Sleep is just 8 hours of nothing to do – as far as some people are concerned. Well, you need sleep to rejuvenate yourself, but wouldn’t it be great if you could use this nightly “down time” for something productive? There are folks who say that sleep learning really works and you can do things like learn Spanish while sleeping. But can you…is it really possible?

How Spanish Sleep Learning Works

Sleep learning has been used over the last few decades with varying degrees of success. Some people have found it quite helpful in picking up a new language while others less so. And it’s not as easy as slipping on some comfortable earphones, turning on a CD of Spanish phrases, going to bed and then waking up in the morning fluently bilingual. It doesn’t work that way. Unfortunately, you just can’t be taught a new language through sleep learning – but you can pick up some phrases. And it’s a good way to learn Spanish for the beginner.

While It’s Not the Best Way to Learn Spanish, Sleep Learning Can Help You Make Progress

Nearly 50% of the language we use on a daily basis is composed of fewer than 200 common words. As a matter of fact, the majority of our daily speech usually uses less than 1,000 words. This fact can be used to your advantage when learning Spanish in your sleep.

The 5 Step Method of the Sleep Learning Approach

  • Obtain a list of the 100 most commonly used Spanish phrases. Make sure to have a print-out and audio files available.
  • Before you go to bed, read aloud each phrase and then listen to a repeat of the phrases from the audio file (this engages your senses of sight and hearing).
  • Turn on your CD or MP3 player so that it’s just audible and let it play the Spanish phrases. Turn in for the night.
  • In the morning, review the phrases.
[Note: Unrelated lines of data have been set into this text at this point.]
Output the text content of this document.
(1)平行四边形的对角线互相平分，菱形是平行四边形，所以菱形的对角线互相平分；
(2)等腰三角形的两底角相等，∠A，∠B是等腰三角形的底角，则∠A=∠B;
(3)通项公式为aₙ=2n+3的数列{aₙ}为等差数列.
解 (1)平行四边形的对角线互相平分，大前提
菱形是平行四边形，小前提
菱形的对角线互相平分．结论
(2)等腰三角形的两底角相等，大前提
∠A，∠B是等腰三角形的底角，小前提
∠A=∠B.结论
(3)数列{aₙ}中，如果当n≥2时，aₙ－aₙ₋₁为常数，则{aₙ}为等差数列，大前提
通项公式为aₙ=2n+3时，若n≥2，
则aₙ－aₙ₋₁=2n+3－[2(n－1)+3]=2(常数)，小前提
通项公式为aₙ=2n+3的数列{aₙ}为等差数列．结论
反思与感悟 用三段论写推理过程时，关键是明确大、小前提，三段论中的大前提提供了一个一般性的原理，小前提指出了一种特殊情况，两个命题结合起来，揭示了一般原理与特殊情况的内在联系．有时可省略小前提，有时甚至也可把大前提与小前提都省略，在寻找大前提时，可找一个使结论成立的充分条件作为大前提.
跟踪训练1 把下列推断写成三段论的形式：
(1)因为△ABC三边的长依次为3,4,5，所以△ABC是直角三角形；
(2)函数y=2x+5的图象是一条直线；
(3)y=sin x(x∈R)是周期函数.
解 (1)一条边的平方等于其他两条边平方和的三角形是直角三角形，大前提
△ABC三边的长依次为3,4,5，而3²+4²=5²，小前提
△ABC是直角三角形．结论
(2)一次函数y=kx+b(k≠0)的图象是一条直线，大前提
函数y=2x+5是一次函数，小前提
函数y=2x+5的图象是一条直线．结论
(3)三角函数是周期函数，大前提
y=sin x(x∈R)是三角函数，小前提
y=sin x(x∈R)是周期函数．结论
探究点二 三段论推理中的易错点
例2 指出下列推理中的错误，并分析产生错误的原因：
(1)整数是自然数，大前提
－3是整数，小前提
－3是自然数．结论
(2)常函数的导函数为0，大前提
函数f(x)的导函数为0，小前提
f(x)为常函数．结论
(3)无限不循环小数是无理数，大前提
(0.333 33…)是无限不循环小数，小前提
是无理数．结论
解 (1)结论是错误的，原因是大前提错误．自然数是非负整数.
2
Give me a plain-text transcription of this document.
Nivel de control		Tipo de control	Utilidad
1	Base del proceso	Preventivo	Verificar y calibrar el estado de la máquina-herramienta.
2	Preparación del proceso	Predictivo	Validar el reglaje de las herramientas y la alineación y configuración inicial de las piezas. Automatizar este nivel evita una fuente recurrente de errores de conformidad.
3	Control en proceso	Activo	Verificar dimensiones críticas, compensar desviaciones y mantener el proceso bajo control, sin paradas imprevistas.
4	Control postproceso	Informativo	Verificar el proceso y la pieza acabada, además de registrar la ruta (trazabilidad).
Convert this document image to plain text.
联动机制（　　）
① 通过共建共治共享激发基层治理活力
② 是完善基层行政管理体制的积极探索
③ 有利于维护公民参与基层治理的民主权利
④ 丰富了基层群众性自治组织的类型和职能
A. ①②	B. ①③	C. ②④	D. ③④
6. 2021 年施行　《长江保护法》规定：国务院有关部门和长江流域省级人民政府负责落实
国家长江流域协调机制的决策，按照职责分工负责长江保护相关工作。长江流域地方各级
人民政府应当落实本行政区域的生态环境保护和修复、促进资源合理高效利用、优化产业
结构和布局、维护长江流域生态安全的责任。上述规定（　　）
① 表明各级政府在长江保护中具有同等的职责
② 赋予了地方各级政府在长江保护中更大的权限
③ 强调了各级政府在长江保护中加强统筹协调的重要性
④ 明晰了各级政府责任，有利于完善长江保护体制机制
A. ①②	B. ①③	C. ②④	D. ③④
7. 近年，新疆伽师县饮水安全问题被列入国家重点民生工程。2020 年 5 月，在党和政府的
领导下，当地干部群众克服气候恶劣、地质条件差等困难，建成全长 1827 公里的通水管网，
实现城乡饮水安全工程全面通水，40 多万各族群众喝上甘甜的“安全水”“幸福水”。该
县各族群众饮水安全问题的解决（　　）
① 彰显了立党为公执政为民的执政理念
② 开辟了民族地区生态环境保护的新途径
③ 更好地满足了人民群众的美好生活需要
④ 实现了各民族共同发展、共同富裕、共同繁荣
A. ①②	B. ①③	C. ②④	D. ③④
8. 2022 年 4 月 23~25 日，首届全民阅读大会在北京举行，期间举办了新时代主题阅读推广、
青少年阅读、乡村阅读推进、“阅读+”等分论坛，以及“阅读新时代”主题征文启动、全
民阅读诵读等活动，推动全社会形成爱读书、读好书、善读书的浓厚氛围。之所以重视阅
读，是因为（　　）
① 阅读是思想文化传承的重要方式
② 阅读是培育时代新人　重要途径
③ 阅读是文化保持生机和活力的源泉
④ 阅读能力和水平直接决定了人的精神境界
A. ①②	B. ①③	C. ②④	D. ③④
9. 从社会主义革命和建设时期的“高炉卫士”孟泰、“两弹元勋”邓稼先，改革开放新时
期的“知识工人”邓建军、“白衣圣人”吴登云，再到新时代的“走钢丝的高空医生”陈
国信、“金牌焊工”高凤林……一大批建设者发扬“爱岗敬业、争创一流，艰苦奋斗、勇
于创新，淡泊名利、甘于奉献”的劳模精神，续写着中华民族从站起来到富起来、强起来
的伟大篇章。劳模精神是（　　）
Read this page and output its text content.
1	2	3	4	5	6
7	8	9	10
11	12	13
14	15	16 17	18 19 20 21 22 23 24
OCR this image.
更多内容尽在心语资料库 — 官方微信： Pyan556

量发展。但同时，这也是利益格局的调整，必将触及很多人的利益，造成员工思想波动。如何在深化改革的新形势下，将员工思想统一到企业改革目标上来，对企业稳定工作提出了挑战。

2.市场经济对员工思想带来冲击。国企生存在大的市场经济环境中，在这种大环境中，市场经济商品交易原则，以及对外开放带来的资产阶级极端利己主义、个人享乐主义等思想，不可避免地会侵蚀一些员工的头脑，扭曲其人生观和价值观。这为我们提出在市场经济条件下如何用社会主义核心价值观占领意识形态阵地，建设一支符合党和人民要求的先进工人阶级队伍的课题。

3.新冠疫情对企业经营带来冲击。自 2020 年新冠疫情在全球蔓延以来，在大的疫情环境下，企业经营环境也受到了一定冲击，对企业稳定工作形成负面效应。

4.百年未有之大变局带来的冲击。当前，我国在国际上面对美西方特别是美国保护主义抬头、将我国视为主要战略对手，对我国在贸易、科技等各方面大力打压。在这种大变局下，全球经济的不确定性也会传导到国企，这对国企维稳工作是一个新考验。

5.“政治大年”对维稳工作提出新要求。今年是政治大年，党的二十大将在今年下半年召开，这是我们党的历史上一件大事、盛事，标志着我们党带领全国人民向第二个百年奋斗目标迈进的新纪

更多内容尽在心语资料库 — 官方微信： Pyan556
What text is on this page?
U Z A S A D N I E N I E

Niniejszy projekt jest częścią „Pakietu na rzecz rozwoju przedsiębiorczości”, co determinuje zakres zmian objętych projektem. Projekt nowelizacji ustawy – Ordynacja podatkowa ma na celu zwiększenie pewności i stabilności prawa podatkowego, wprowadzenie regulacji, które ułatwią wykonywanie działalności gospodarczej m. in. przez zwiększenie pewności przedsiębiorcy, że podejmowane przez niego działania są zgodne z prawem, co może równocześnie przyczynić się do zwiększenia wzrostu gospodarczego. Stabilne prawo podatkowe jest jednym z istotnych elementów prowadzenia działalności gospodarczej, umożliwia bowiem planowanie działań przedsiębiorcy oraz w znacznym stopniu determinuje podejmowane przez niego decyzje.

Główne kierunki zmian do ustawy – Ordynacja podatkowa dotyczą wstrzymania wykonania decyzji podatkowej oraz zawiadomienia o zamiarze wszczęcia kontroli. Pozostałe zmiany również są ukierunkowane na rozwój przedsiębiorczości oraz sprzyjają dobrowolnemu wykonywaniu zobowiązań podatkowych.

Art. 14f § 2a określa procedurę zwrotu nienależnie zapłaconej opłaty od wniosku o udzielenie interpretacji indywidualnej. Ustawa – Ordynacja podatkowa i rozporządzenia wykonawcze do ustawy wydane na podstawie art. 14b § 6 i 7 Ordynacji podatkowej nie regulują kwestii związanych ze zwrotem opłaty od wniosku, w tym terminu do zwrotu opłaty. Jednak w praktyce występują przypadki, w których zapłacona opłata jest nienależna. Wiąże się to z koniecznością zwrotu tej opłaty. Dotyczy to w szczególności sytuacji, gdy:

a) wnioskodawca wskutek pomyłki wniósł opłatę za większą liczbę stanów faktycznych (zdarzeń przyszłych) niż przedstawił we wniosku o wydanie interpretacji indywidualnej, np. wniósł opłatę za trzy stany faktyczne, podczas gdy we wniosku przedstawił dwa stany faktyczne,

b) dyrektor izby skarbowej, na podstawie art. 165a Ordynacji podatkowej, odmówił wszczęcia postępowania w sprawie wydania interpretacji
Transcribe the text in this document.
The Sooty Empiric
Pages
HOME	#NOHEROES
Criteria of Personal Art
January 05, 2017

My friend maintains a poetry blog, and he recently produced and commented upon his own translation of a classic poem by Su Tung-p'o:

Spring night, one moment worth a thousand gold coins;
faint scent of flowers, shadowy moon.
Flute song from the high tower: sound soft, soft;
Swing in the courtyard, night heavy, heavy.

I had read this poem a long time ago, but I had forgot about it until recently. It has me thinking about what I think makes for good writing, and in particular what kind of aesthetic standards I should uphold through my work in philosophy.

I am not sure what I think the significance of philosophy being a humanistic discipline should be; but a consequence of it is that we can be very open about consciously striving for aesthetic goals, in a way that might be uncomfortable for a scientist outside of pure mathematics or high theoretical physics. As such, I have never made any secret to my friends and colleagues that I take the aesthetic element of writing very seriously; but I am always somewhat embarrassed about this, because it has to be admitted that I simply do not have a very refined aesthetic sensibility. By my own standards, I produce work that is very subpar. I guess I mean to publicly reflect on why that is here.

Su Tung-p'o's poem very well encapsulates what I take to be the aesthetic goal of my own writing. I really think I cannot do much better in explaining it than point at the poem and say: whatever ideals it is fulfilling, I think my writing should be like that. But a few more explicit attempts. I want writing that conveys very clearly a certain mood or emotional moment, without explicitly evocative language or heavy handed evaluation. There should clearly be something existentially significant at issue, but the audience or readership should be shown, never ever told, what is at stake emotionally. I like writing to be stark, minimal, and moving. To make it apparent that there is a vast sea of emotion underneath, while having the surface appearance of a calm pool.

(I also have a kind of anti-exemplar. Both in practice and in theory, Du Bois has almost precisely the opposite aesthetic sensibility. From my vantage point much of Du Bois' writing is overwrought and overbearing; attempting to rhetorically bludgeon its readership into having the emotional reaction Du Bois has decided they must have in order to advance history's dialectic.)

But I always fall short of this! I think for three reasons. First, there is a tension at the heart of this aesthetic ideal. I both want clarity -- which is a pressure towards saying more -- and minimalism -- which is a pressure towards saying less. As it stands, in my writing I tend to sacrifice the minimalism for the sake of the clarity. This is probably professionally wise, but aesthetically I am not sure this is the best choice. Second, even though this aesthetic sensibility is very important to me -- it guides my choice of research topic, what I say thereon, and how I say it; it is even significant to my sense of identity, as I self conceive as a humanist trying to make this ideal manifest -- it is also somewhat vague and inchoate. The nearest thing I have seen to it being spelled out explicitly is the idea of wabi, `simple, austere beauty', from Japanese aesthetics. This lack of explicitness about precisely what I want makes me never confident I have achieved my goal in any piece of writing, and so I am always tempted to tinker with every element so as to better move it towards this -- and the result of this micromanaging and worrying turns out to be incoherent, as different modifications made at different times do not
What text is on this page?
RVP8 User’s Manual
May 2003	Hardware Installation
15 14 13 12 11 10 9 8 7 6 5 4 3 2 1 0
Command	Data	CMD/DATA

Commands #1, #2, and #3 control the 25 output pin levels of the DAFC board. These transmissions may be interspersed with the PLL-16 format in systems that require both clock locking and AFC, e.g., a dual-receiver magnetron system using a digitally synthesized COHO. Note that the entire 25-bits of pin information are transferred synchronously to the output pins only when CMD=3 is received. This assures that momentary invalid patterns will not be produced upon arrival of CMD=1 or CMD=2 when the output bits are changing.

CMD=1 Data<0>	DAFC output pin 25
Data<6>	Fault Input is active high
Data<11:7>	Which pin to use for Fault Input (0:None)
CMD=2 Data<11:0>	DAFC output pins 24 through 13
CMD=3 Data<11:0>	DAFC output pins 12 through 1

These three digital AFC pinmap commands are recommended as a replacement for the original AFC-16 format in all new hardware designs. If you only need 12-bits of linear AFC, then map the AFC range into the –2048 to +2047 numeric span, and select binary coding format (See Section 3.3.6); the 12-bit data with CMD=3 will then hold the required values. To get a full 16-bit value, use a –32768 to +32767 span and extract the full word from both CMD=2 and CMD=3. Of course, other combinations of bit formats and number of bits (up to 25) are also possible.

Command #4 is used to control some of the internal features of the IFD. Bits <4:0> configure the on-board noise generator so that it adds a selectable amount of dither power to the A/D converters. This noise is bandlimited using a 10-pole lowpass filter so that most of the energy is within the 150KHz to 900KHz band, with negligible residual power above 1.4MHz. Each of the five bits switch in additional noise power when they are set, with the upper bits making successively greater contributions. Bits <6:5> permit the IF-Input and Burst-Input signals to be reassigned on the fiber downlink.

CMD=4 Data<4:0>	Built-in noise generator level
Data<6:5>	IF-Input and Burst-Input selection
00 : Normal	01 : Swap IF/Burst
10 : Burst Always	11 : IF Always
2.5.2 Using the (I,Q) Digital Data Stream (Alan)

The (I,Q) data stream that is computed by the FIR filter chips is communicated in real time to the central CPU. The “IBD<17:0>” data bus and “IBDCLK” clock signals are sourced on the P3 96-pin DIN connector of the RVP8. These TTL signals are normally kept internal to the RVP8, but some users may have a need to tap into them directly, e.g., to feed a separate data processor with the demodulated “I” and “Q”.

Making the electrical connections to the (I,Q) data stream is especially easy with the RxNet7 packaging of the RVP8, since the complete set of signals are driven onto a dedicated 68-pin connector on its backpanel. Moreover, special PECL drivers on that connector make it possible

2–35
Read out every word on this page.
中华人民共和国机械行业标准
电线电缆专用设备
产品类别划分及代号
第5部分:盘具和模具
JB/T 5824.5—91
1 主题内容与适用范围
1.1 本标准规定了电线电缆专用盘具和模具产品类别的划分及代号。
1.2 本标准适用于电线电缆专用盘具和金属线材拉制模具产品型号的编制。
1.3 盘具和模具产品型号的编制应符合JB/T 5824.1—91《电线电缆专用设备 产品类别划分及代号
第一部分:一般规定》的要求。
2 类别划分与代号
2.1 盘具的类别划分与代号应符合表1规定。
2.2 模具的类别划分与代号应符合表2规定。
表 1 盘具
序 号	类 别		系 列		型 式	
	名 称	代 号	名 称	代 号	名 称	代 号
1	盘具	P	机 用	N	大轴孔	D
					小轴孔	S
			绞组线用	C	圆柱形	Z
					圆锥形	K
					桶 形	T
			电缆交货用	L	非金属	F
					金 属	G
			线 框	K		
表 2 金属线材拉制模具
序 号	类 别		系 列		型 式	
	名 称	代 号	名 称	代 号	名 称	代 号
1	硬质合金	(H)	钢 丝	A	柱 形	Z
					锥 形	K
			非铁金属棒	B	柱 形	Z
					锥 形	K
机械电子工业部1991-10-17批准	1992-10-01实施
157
After 30 days, you should find yourself learning Spanish much more quickly.
  • If you find your not getting a good night’s sleep, turn down the volume. Or listen without headphones or earphones.

You Need a Good List

In order to make this work, you need a good list of commonly used Spanish phrases and audio files. You probably will be able to scrape some free phrases from the Internet, but free quality audio files is doubtful. The best thing to do is get yourself a good Spanish course and then use the sleep learning method to speed up the learning process. Just make sure the course has proven itself and is beginner-friendly.

There are few people who don’t enjoy a good night’s sleep. It’s nature’s reward for a hard day’s work. But you don’t have to spend 8 hours of just lying there in bed. To a certain extent, you can use it to learn Spanish while sleeping. You won’t master the language this way, but you’ll speed up the learning process. Who says sleep is all down time?